Intervention de Odette Terrade

Réunion du 24 juin 2010 à 15h00
Répression des violences faites aux femmes. - violences au sein des couples — Article 14 bis

Photo de Odette TerradeOdette Terrade :

Monsieur le président, madame la secrétaire d’État, mes chers collègues, initialement, l’article dont nous débattons prévoyait la création d’un Observatoire national des violences faites aux femmes.

Malheureusement, face aux fourches caudines du désormais célèbre article 40 de la Constitution, contraignant les parlementaires à ne pas créer ou aggraver une dépense publique, cet article a été remplacé par l’article 14 bis.

Celui-ci prévoit donc la rédaction d’un simple rapport sur le sujet, quand il serait au contraire urgent de prendre des engagements humains et financiers ambitieux afin de prévenir, sanctionner et éradiquer les violences.

Mis en perspective avec le coût pour la société des violences, l’argument financier que vous nous opposez pour la création d’un observatoire a de quoi nous laisser perplexes quand on sait que les violences faites aux femmes coûtent annuellement 2, 5 milliards d’euros à la société, si l’on comptabilise l’ensemble des postes de dépenses, des frais de santé jusqu’aux pertes de productions, en passant par la police et la justice.

Si seul l’argument financier peut faire mouche, il serait temps alors de s’interroger sur le rapport existant entre le coût des violences, qui s’élève à 2, 5 milliards d’euros, et les sommes consacrées à la prévention : un million d’euros seulement inscrit au budget annuel !

L’étude européenne Daphné-Psytel répartit en effet ce coût des violences pour l’ensemble de la société entre les soins de santé pour 20 %, les dépenses de police et de justice pour 9 %, celles d’aide sociale pour 5 %, le coût humain pour 22 % et, enfin, les pertes de production pour 44 %, ce qui est considérable en ces temps où les dirigeants d’entreprises n’ont de cesse de demander des efforts à l’ensemble des salariés !

Vous le voyez, mes chers collègues, le coût des violences nous concerne tous, et l’immobilisme en ce domaine est préjudiciable à l’ensemble de notre société.

Il est aisé d’imaginer que ces coûts seraient considérablement réduits si une structure spécifique regroupant toutes les politiques en la matière, et dotée d’une capacité d’expertise sur la prévention et la répression des violences conjugales, voyait le jour.

C’est pourquoi la création d’un observatoire national est unanimement attendue comme un outil indispensable et primordial dans la lutte contre les violences faites aux femmes. Nous ne pouvons pas passer à côté de cet élément fondamental pour la visibilité des violences faites aux femmes dans notre pays, alors même qu’il s’agit d’un élément central de cette proposition de loi.

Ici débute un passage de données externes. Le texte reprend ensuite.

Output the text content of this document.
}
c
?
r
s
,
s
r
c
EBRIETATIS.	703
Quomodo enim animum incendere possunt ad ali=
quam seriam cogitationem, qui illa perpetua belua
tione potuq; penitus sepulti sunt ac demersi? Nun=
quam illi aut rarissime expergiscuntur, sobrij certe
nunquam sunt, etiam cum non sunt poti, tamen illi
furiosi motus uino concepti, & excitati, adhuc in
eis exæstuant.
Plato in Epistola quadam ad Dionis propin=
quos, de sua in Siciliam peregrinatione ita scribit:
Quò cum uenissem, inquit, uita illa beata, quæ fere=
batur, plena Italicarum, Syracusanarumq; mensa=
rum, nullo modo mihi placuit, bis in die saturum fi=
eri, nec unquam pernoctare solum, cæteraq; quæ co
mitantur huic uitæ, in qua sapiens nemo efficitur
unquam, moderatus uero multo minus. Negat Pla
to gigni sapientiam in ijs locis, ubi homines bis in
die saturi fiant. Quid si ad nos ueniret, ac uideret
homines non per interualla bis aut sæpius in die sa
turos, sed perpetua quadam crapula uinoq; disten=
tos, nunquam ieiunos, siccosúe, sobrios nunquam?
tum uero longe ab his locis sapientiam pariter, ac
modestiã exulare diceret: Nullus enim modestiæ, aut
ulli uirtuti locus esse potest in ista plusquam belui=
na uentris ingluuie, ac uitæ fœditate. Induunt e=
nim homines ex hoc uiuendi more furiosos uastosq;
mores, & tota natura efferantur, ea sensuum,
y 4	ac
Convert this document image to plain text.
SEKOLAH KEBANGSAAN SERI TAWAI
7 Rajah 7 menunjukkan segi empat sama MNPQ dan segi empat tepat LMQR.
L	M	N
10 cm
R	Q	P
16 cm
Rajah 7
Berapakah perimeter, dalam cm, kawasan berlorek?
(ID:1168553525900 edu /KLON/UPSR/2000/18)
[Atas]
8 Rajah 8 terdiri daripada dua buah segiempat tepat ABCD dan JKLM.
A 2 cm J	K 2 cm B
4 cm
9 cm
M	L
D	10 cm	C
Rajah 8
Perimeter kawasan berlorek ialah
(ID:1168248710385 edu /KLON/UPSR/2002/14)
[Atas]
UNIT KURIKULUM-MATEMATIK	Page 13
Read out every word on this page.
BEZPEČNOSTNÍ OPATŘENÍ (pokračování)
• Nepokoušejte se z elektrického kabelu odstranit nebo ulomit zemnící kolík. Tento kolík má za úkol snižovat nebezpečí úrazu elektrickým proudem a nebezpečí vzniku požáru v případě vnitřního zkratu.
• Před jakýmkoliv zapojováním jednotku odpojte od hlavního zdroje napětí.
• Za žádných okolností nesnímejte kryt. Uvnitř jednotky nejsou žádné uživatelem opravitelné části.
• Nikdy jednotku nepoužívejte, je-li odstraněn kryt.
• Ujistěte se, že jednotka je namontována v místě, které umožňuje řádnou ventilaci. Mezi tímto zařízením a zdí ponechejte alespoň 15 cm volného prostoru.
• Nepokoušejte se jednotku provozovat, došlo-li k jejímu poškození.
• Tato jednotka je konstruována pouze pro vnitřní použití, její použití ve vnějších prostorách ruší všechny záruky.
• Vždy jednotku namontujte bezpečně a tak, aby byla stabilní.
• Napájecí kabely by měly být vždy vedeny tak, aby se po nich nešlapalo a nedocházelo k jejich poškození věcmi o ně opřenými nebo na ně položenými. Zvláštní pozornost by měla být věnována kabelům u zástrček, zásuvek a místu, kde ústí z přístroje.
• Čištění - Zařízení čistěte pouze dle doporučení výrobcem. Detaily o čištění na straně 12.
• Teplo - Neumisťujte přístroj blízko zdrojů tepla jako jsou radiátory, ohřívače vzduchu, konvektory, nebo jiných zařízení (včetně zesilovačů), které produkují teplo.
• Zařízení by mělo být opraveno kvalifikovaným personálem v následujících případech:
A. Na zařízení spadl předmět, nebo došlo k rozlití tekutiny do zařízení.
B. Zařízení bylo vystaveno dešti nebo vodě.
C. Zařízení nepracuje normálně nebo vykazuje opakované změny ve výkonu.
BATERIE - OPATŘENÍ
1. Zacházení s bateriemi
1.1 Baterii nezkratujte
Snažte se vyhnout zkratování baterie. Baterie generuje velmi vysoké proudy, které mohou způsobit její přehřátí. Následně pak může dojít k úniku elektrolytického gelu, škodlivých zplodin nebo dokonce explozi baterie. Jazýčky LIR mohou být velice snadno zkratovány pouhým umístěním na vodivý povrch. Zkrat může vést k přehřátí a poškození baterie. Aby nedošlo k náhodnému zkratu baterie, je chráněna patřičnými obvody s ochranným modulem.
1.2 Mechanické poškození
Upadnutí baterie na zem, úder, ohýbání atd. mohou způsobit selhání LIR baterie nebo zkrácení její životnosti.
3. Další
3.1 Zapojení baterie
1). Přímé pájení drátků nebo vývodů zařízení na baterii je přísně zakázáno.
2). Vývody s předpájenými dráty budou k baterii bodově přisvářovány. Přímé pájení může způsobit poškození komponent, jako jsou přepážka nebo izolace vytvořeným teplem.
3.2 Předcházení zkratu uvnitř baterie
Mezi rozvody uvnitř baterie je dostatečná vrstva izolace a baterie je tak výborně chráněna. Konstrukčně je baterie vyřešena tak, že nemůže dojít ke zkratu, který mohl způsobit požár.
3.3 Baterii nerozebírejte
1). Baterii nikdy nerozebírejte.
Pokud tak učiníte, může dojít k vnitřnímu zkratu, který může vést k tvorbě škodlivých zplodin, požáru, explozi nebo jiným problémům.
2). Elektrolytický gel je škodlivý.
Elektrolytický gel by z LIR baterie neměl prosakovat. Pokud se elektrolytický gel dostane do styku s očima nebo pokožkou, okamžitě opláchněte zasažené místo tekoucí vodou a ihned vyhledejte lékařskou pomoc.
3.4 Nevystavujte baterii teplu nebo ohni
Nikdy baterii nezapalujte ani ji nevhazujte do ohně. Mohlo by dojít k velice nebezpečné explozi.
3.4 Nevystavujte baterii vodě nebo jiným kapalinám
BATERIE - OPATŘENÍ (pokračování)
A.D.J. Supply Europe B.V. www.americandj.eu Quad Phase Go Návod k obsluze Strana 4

Au regard des coûts engendrés chaque année par les violences conjugales, la création d’un observatoire ne représenterait qu’une faible charge. Le coût serait réduit car cet observatoire pourrait travailler en lien avec ceux qui existent déjà, comme l’Observatoire national de la délinquance, ou l’Observatoire national de l’enfance en danger. La synergie des travaux et des moyens de ces observatoires, chacun doté de ses propres spécificités, offrirait une meilleure efficacité dans la lutte contre les violences de toutes sortes.

De plus, beaucoup d’actions sont menées sur l’ensemble de notre territoire par les associations, ou encore par le service des droits des femmes et de l’égalité, dont je regrette d’ailleurs, en tant que sénatrice, la disparition programmée.

Aujourd’hui, avec les moyens modernes de communication, un observatoire national serait un facteur de mutualisation des bonnes pratiques. Ainsi, une action positive menée dans le nord de la France pourrait être aussitôt relayée dans le sud de l’hexagone, le tout pour un coût modeste, les frais étant mutualisés.

Déclarer la lutte contre les violences faites aux femmes grande cause nationale en 2010 est une chose aisée, mais cela ne reste qu’un effet d’annonce et si l’on ne se donne pas les moyens de mettre un terme à ces violences.